| Outcome | Probability | Yes Bid | Yes Ask | 24h Change | Volume | |
|---|---|---|---|---|---|---|
| 51° to 52° | 18% | 17¢ | 19¢ | — | $2K | Trade → |
| 48° or below | 46% | 44¢ | 47¢ | — | $2K | Trade → |
| 49° to 50° | 26% | 25¢ | 26¢ | — | $1K | Trade → |
| 53° to 54° | 8% | 8¢ | 9¢ | — | $1K | Trade → |
| 57° or above | 2% | 1¢ | 2¢ | — | $1K | Trade → |
| 55° to 56° | 2% | 2¢ | 3¢ | — | $518 | Trade → |
This market concerns the maximum air temperature recorded in Philadelphia on March 5, 2026. It matters because same-day temperature extremes influence energy demand, transportation, and local business operations and provide a focal point for short-term weather trading.
Early March in the Mid-Atlantic is a transitional period between winter and spring, so day-to-day temperatures can swing between winterlike cold and unseasonably mild conditions depending on synoptic-scale patterns. Climate trends and year-to-year variability both shape typical outcomes, and precise resolution depends on the official observing site and procedures defined by the market contract.
Market odds reflect the collective expectations of traders at any given moment and should be read as relative signals that update as new weather model output and observations arrive.

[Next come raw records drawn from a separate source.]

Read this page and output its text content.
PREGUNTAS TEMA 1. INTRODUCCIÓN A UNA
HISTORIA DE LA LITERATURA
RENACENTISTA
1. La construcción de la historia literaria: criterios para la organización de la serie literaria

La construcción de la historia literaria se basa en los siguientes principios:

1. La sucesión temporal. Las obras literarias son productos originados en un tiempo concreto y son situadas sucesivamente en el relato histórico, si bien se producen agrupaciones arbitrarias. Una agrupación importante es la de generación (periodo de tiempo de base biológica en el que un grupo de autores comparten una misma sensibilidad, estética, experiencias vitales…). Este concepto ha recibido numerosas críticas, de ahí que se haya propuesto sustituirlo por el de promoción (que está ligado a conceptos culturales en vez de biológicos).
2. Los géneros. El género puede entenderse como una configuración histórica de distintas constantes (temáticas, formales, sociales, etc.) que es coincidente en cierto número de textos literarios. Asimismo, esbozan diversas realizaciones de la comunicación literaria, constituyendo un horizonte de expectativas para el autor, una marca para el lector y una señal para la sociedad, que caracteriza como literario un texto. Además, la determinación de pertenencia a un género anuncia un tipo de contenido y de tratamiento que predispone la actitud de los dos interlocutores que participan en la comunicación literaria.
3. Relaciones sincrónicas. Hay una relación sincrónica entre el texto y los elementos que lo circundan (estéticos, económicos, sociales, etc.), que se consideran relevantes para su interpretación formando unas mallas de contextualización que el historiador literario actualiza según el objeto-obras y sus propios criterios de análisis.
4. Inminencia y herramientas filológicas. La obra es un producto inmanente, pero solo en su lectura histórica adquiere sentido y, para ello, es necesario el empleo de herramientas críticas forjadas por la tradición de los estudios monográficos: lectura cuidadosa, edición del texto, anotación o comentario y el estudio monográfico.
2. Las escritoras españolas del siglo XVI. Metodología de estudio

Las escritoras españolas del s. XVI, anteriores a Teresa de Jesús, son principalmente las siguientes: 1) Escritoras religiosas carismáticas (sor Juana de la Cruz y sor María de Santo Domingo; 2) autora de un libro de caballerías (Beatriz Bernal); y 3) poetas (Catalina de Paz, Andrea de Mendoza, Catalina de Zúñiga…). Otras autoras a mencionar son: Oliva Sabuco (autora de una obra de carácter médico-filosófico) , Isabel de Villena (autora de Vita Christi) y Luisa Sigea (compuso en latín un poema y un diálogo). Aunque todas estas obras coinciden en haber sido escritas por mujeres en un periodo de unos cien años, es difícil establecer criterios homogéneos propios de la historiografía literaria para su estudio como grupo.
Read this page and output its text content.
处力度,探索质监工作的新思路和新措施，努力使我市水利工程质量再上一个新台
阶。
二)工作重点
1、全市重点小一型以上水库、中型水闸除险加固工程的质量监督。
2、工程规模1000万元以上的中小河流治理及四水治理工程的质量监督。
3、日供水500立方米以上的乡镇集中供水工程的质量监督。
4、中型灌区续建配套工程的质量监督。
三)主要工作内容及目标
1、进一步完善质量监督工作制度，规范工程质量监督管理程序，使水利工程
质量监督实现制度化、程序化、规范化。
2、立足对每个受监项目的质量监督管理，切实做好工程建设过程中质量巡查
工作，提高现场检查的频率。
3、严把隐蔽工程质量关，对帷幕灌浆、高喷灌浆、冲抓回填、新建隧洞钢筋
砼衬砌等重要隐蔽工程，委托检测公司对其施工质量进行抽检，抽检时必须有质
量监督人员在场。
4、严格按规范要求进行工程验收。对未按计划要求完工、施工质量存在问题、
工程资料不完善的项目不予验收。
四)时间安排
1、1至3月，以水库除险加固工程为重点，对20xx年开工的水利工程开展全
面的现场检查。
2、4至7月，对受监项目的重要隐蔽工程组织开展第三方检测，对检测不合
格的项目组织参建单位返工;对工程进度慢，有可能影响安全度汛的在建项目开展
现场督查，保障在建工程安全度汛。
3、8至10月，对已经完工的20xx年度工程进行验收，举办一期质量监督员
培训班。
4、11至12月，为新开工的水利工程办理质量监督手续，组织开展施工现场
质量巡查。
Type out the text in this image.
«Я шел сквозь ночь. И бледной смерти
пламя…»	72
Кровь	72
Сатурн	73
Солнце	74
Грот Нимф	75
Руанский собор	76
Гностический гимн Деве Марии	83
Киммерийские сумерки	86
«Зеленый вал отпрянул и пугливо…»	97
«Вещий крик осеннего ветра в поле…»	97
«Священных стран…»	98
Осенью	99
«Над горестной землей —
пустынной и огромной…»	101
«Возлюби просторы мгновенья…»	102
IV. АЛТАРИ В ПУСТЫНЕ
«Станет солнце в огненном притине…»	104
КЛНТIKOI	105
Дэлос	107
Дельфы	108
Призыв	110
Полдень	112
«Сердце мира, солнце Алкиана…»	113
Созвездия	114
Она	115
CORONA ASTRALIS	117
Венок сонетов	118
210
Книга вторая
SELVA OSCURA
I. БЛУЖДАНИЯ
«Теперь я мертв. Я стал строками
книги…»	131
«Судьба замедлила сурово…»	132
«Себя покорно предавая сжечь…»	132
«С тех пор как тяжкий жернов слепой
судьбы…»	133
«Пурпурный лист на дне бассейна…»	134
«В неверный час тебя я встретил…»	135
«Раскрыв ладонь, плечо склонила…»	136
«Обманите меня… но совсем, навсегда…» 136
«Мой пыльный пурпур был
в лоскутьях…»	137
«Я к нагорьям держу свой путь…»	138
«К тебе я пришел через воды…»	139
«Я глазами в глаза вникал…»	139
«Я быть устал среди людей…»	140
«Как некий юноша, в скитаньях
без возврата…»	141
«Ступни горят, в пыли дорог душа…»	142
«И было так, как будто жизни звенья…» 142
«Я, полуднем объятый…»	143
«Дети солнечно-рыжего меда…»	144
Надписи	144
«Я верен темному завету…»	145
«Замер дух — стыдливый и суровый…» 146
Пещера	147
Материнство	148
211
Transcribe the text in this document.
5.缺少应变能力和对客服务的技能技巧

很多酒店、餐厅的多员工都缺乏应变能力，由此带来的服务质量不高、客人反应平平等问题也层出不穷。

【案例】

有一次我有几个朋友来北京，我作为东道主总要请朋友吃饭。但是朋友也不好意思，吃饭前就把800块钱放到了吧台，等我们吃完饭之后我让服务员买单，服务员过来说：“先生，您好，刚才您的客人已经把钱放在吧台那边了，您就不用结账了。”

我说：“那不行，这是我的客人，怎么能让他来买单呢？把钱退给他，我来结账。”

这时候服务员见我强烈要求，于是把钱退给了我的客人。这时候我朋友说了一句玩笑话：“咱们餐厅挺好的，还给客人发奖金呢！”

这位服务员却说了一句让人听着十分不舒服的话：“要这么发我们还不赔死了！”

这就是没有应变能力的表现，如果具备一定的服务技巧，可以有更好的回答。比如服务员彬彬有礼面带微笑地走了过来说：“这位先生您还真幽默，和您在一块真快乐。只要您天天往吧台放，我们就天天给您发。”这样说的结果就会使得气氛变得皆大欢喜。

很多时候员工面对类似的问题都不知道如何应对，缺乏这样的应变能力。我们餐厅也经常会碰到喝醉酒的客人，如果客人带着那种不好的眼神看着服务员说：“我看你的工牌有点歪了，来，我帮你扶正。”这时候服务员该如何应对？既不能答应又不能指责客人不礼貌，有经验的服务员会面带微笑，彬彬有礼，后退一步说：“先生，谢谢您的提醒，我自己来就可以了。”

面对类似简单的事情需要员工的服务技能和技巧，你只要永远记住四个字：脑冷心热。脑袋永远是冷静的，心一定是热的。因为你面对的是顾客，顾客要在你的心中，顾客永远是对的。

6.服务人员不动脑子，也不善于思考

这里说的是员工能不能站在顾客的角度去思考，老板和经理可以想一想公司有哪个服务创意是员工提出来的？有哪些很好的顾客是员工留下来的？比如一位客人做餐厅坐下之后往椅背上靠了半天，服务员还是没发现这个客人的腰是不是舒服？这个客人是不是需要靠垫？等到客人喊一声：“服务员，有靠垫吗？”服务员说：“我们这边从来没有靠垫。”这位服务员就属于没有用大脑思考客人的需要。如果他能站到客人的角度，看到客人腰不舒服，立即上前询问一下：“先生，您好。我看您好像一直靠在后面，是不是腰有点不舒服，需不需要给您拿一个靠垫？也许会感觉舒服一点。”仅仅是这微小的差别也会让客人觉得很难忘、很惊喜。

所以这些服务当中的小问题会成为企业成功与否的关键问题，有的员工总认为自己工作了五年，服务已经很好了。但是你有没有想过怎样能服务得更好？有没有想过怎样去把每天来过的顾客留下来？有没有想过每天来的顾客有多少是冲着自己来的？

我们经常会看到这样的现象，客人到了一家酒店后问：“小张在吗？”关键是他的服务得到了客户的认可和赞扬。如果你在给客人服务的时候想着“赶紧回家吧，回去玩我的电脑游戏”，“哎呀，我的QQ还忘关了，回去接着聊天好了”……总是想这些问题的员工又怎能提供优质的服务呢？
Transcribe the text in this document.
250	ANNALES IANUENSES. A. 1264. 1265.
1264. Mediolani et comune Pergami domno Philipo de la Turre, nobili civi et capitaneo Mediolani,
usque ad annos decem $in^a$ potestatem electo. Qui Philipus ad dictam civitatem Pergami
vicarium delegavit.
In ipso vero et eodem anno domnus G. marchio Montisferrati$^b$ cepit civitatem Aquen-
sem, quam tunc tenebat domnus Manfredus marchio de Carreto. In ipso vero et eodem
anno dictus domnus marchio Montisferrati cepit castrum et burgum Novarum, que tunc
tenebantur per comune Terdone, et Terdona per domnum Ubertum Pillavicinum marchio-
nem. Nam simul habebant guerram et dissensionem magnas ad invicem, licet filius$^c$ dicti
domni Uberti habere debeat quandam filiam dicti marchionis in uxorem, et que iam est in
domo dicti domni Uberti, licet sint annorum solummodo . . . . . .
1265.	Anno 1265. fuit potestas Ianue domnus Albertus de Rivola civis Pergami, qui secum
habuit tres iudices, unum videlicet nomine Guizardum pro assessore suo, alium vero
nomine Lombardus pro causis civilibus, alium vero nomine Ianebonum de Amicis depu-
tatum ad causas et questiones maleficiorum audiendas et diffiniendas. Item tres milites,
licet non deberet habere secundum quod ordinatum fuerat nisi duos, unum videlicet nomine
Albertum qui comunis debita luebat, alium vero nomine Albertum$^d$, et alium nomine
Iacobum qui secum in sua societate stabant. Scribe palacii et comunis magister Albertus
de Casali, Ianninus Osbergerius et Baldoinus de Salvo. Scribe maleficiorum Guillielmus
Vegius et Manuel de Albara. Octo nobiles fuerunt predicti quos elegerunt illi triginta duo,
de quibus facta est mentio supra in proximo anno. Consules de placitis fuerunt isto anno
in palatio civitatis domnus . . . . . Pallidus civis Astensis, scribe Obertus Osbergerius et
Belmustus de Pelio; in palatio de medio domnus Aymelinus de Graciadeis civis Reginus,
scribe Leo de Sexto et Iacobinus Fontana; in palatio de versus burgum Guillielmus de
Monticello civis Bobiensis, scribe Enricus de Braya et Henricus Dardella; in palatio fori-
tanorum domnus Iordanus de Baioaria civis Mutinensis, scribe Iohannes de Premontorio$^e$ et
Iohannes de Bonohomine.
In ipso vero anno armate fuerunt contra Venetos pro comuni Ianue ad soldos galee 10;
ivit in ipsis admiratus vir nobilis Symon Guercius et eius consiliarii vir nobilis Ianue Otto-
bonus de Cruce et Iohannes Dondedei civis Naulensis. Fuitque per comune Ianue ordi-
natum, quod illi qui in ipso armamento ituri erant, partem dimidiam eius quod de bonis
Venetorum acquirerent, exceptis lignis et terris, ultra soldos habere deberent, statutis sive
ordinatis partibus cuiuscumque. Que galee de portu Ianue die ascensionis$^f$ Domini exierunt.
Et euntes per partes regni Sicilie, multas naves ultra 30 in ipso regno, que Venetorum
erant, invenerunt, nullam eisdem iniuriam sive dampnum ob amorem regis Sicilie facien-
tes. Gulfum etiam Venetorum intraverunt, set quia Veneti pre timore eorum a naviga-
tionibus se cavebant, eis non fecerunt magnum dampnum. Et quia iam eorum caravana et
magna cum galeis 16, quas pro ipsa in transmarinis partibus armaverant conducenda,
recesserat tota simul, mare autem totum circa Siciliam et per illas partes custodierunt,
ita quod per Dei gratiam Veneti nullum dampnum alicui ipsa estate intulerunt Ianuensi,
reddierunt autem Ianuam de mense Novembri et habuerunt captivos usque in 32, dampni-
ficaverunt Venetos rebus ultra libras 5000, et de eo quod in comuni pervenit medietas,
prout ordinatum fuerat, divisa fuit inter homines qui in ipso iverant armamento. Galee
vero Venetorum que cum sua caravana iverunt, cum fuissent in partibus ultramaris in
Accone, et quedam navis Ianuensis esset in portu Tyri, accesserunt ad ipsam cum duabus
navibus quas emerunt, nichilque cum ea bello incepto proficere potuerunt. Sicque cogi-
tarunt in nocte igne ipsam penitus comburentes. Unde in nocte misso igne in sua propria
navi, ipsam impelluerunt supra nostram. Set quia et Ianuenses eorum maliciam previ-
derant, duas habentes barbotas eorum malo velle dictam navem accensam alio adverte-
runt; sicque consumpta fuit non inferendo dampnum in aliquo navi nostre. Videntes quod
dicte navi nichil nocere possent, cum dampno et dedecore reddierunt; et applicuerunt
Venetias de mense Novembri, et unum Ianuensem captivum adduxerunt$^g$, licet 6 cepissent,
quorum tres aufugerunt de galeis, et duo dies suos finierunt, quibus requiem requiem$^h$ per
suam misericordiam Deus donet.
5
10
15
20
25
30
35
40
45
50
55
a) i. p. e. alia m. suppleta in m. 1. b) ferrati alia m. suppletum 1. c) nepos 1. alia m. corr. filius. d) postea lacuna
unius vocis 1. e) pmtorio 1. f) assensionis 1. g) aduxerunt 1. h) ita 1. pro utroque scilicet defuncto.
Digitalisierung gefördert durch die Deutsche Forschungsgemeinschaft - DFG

For final determination, rely on the contract’s specified official data source and timing for the daily maximum temperature.
The market will resolve to the highest official air temperature as defined in the contract’s resolution text; check that text to see which observing station, network (for example an NWS or cooperative station), and time standard are used for the daily maximum.
Resolution typically occurs after official daily observations for Mar 5 become available per the contract’s timeline; because publication times vary by data source, consult the contract for the exact post-event settlement window.
Use climatology to set a baseline expectation—early March is historically variable—then overlay recent model trends and forecast anomalies; historical context helps identify whether a particular model run implies an unusually warm or cold departure from typical conditions.
Traders commonly watch global and regional deterministic models (e.g., ECMWF, GFS), high-resolution convection-permitting runs, ensemble forecasts for spread, National Weather Service guidance, surface observations, satellite/radar for cloud/precip timing, and model-derived temperature probability fields.
Urban heat island effects can raise daytime maxima within the city compared with surrounding rural areas; a sea-breeze or onshore flow can moderate highs near the river/coast; recent snow cover or saturated ground tends to limit daytime warming—so local surface conditions and wind direction on Mar 5 will materially affect the observed maximum.